Few of the emissaries had ever seen full pictures of it. It would have been worth their lives ever to have set foot in the place. But they recognized the domes of the palace from Psychlo seals. Just seeing Psychlo was an experience.

And then the catastrophe rolled on. They held their breaths.

Never had such widespread, violent disaster met their gaze.

Psychlo, engulfed in a hellish, molten death, before their staring eyes, turned into a scorching, blazing sun.

The picture went off. The mine spotlight did not come on. Sir Robert's voice battered them from the dark.

“Think of the oppression of Psychlo! Think of how it altered every part of the lives of nations! Think of what its tyranny has done! And realize now it is over and ended, finished forever!

“You owe this man,” the mine spotlight hit Jonnie, “a huge debt for freeing you from a monster!”

The emissaries were not accustomed to fear. They felt afraid.

Sir Robert bored on.

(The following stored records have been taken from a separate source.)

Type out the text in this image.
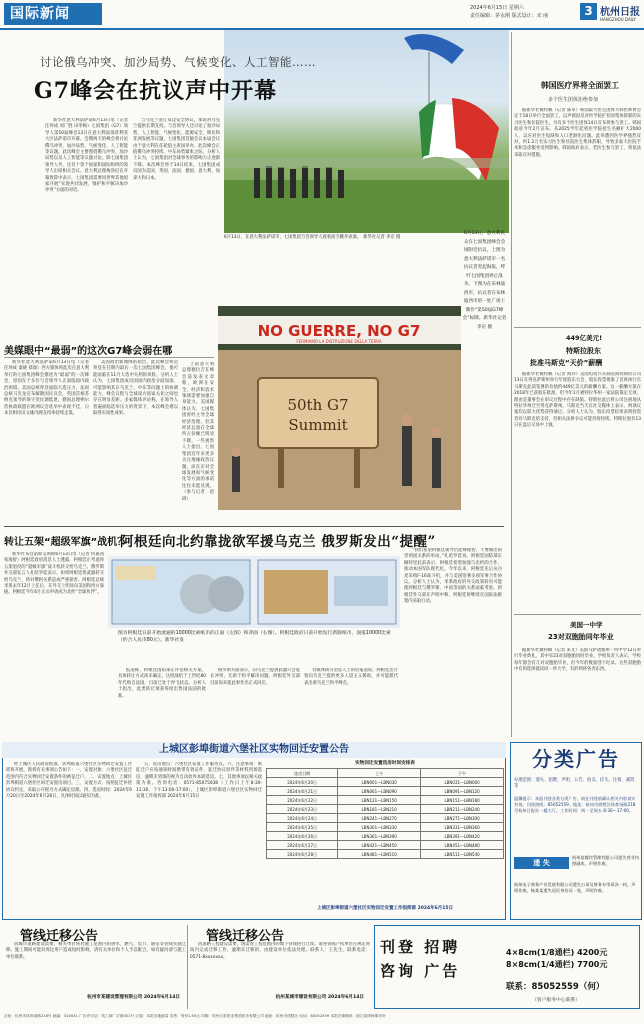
国际新闻	2024年6月15日 星期六
责任编辑：茅永刚 版式设计：宋 丽	3 杭州日报
HANGZHOU DAILY
6月13日，在意大利法萨诺市，七国集团与会领导人观看高空跳伞表演。　新华社记者 李京 摄
讨论俄乌冲突、加沙局势、气候变化、人工智能……
G7峰会在抗议声中开幕

新华社意大利法萨诺6月13日电（记者 任珂成 刘广胜 田冬梅）七国集团（G7）领导人第50届峰会13日在意大利南部普利亚大区法萨诺市开幕。会期两天的峰会将讨论俄乌冲突、加沙局势、气候变化、人工智能等议题。此次峰会主要围绕俄乌冲突、加沙局势以及人工智能等议题讨论。除七国集团领导人外，还有十余个国家和国际组织的领导人出席相关会议。意大利总理梅洛尼在开幕致辞中表示，七国集团需要同世界其他国家开展“实现共同发展、维护和平解决加沙冲突”方面的对话。

与乌克兰签订双边安全协议、承诺对乌克兰提供长期支持。与会领导人还讨论了加沙局势、人工智能、气候变化、能源安全、移民和非洲发展等议题。七国集团首脑会议本届会议由于意大利在任轮值主席国举办。此次峰会正值俄乌冲突持续、中东局势紧张之际，分析人士认为，七国集团对全球事务的影响力正逐渐下降。本次峰会将于14日结束。七国集团成员国为美国、英国、法国、德国、意大利、加拿大和日本。

美媒眼中“最弱”的这次G7峰会弱在哪

新华社意大利法萨诺6月13日电（记者 任珂成 秦晓 郑康）西方媒体将此次在意大利举行的七国集团峰会描述为“最弱”的一次峰会，原因在于多位与会领导人正面临国内政治困境。美国总统拜登面临大选压力，法国总统马克龙宣布解散国民议会，英国首相苏纳克领导的保守党民调低迷，德国总理朔尔茨执政联盟在欧洲议会选举中表现不佳，日本首相岸田文雄内阁支持率持续走低。

美国政治新闻网站指出，此次峰会将是拜登在任期内最后一次七国集团峰会，他可能面临在11月大选中失利的风险。分析人士认为，七国集团成员国国内政治分歧加深，可能影响其在乌克兰、中东等问题上的协调能力，峰会议程与全球南方国家关切之间也存在明显差距。多家媒体评论称，在领导人普遍面临选举压力的背景下，本次峰会难以取得实质性成果。

上前意大利总理德拉吉在峰会前发表文章称，欧洲在安全、经济和技术领域需要加强自身能力。美国媒体认为，七国集团曾经主导全球经济治理，但其经济总量在全球所占份额已明显下降。一些观察人士指出，七国集团近年来更多关注地缘政治议题，而在应对全球发展和气候变化等方面的承诺往往未能兑现。（参与记者：赵研）

NO GUERRE, NO G7
FERMIAMO LA DISTRUZIONE DELLA TERRA
50th G7
Summit
6月13日，意大利民众在七国集团峰会会场附近抗议，上图为意大利法萨诺市一名抗议者竖起海报，呼吁七国集团停止战争。下图为在布林迪西市，抗议者在布林迪西市的一处广场上制作“第50届G7峰会”标牌。新华社记者李京 摄
转让五架“超级军旗”战机？
阿根廷向北约靠拢欲军援乌克兰 俄罗斯发出“提醒”

新华社布宜诺斯艾利斯6月13日电（记者 何嘉茜 张海舒）阿根廷政府消息人士透露，阿根廷正考虑将五架退役的“超级军旗”战斗机转交给乌克兰。俄罗斯外交部发言人扎哈罗娃表示，如果阿根廷将武器转交给乌克兰，将对俄阿关系造成严重损害。阿根廷总统米莱去年12月上任后，在外交上明显向美国和西方靠拢。阿根廷今年4月正式申请成为北约“全球伙伴”。

图为阿根廷日前开始流通的10000比索纸币的正面（左图）和背面（右图）。阿根廷政府日前开始发行新版纸币，面值10000比索（约合人民币80元）。新华社发

报道称，阿根廷国防部正评估相关方案，具体转让方式尚未确定。这批战机于上世纪80年代购自法国，目前已处于停飞状态。分析人士指出，此类转让须获得原出售国法国的批准。

俄罗斯方面表示，向乌克兰提供武器只会延长冲突，无助于和平解决问题。阿根廷外交部目前尚未就此事作出正式回应。

有媒体援引消息人士的话报道说，阿根廷还计划向乌克兰提供更多人道主义援助，并可能派代表出席乌克兰和平峰会。

“我们希望阿根廷领导层能够理智，不要做出损害两国关系的举动。”扎哈罗娃说。阿根廷国防部长佩特里此前表示，阿根廷希望加强与北约的合作，推动本国军队现代化。今年以来，阿根廷先后从丹麦采购F-16战斗机，并与美国签署多项军事合作协议。分析人士认为，米莱政府的外交政策转向可能使阿根廷与俄罗斯、中国等国的关系面临考验。阿根廷外交部在声明中称，阿根廷将继续在国际法框架内采取行动。

韩国医疗界将全面罢工
多个医生团体拒绝参加

据新华社微特稿（记者 陈卓）韩国最大医生团体大韩医师协会定于18日举行全面罢工，以声援因反对医学院扩招而集体辞职的实习医生和住院医生。另有多个医生团体14日宣布将参与罢工。韩国政府今年2月宣布，从2025学年起将医学院招生名额扩大2000人，以应对医生短缺和人口老龄化问题。此举遭到医学界强烈反对，约1.2万名实习医生和住院医生集体辞职，导致多家大医院手术和急诊服务受到影响。韩国政府表示，若医生参与罢工，将依法采取应对措施。

449亿美元!
特斯拉股东
批准马斯克“天价”薪酬

据新华社微特稿（记者 海洋）美国电动汽车制造商特斯拉公司13日在得克萨斯州举行年度股东大会，股东投票批准了首席执行官马斯克此前签署的价值约449亿美元的薪酬方案。这一薪酬方案在2018年已获股东批准，但今年1月被特拉华州一家法院裁定无效，理由是董事会在审议过程中存在缺陷。特斯拉此后将公司注册地从特拉华州迁至得克萨斯州。马斯克当天在社交媒体上表示，两项议案均以较大优势获得通过。分析人士认为，股东投票结果表明投资者对马斯克的支持，但相关法律争议可能仍将持续。特斯拉股价13日在盘后交易中上涨。

美国一中学
23对双胞胎同年毕业

据新华社微特稿（记者 朱文）美国马萨诸塞州一所中学12日举行毕业典礼，其中有23对双胞胎同时毕业。学校负责人表示，学校每年都会有几对双胞胎毕业，但今年的数量创下纪录。这些双胞胎中有的选择就读同一所大学，有的则将各奔东西。

上城区彭埠街道六堡社区实物回迁安置公告

经上城区人民政府批准，彭埠街道六堡社区实物回迁安置工作即将开展。现将有关事项公告如下：一、安置对象：六堡社区征迁范围内符合实物回迁安置条件的被征迁户。二、安置地点：上城区彭埠街道六堡社区回迁安置房项目。三、安置方式：按照征迁补偿协议约定，采取公开摇号方式确定房源。四、选房时间：2024年6月20日至2024年6月28日，具体时间以通知为准。

五、选房地点：六堡社区安置工作服务点。六、注意事项：被征迁户应按通知时间携带有效证件、征迁协议原件等材料到场选房，逾期未到场的视为自动放弃本轮选房。七、其他事项以相关政策为准。咨询电话：0571-85075038（工作日上午8:30-11:30，下午13:00-17:00）。上城区彭埠街道六堡社区实物回迁安置工作指挥部 2024年6月15日

实物回迁安置选房时间安排表
选房日期	上午	下午
2024年6月20日	LBN001—LBN030	LBN031—LBN060
2024年6月21日	LBN061—LBN090	LBN091—LBN120
2024年6月22日	LBN121—LBN150	LBN151—LBN180
2024年6月23日	LBN181—LBN210	LBN211—LBN240
2024年6月24日	LBN241—LBN270	LBN271—LBN300
2024年6月25日	LBN301—LBN330	LBN331—LBN360
2024年6月26日	LBN361—LBN390	LBN391—LBN420
2024年6月27日	LBN421—LBN450	LBN451—LBN480
2024年6月28日	LBN481—LBN510	LBN511—LBN540
上城区彭埠街道六堡社区实物回迁安置工作指挥部 2024年6月15日
分类广告
办理范围：遗失、招聘、声明、公告、拍卖、挂失、注销、减资等
温馨提示：本报刊登各类分类广告，请在刊登前确认相关内容真实有效。刊登热线：85052559。地址：杭州市拱墅区体育场路218号杭州日报社一楼大厅。工作时间：周一至周五 8:30—17:00。
遗 失
杭州某餐饮管理有限公司遗失营业执照副本，声明作废。
杭州电子商务产业发展有限公司遗失公章及财务专用章各一枚，声明作废。杨某某遗失居民身份证一张，声明作废。
管线迁移公告

因城市道路建设需要，相关单位将对施工范围内的供水、燃气、电力、通信等管线实施迁移。施工期间可能对周边用户造成短时影响，请有关单位和个人予以配合。如有疑问请与施工单位联系。

杭州市某建设管理有限公司 2024年6月14日
管线迁移公告

因道路工程建设需要，现需对工程范围内的地下管线进行迁改。请各管线产权单位在规定时间内完成迁移工作，逾期未迁移的，由建设单位依法处理。联系人：王先生，联系电话：0571-8xxxxxxx。

杭州某城市建设有限公司 2024年6月14日
刊登 招聘
咨询 广告
4×8cm(1/8通栏) 4200元
8×8cm(1/4通栏) 7700元
联系：85052559（何）
（客户服务中心联系）
社址：杭州市体育场路218号 邮编：310041 广告许可证：杭工商广字第001号 订阅：本报各地邮局 零售：每份1.50元 印刷：杭州日报报业集团印务有限公司 地址：杭州市拱墅区 电话：85052559 本报法律顾问：浙江某律师事务所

He had discarded Jonnie's orders. He felt too strongly himself. And he hated these pitiless lords who had possibly ended Scotland. “You have seen what he can do to such a planet as Psychlo. I am going to show you what else he can do!” Sir Robert killed the mine spotlight. He hit the projector remote.

The complete sequence of the Tolnep moon came on. They had viewed bits of this before. But they had not seen the whole finish of that moon, for it had been taken after the fight with

Schleim.

Before them, the moon began to crumble and pucker in. The great ship that had tried to escape was eaten up before their eyes once more. And then the views from the Tolnep mountaintop came on.